Written by: Rachel Stephens
The IPFW music school could see a shift in governance and prominence if Indiana University leaves IPFW as suggested by the Legislative Services Agency report.
The agency issued a report in January recommending Indiana University transition out of IPFW. This change could cause IPFW to cease offering of an IU music degree.
However, Purdue Trustee Michael Burgoff said, “The two universities would like a solution that allows the music program to continue.”
Department Chair of the Rhinehart Music Center Gregory Jones said the final decision rests with IU and Purdue. If the universities decide to separate, it will happen despite what IPFW wants. Jones said, “The one thing I can say for sure is that we will have a music department.”
Andrew Downs, presiding officer of the Fort Wayne Senate, said one possibility of sustaining the music program is for Purdue to keep the program exclusive to the Fort Wayne campus. Another possibility would include Purdue creating a music program for all of its campuses under their own governance. The least likely scenario, Downs said, is that IPFW will offer its own music degree.
Purdue does not offer a music degree, they would have to establish new programs to keep music degrees at IPFW. However, according to Downs, “Universities don’t just get to create programs if they feel like it.”

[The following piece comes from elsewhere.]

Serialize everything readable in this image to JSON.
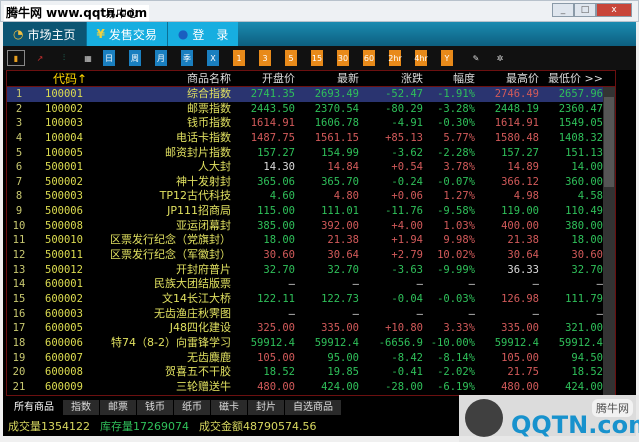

If Purdue takes academic responsibility over the music department, according to Downs it is ultimately up to the Indiana Commission for Higher Education to approve a Purdue music program. Down said this process “is not fast by any stretch of the imagination.”
According to Downs, it is more likely that IPFW would offer degrees from both institutions during the process of the degree transferring to Purdue.
If Indiana University separates from IPFW, the university would eventually cease to offer degrees from the IU music program which is ranked one of the top music schools in the world.
John O’Connell, Dean of the College of Visual and Performing Arts, said dropping the IU brand would be a significant loss for IPFW’s music department.
Because Purdue has no music degree program and therefore no global ranking, IPFW may have to work to rebuild their musical reputation.
According to Jones, if there would be a conversion to a Purdue program, it would take time for the program to establish a high rank. Jones said a couple of big performances and students continuing to get good jobs would help the IPFW music program eventually regain prestige.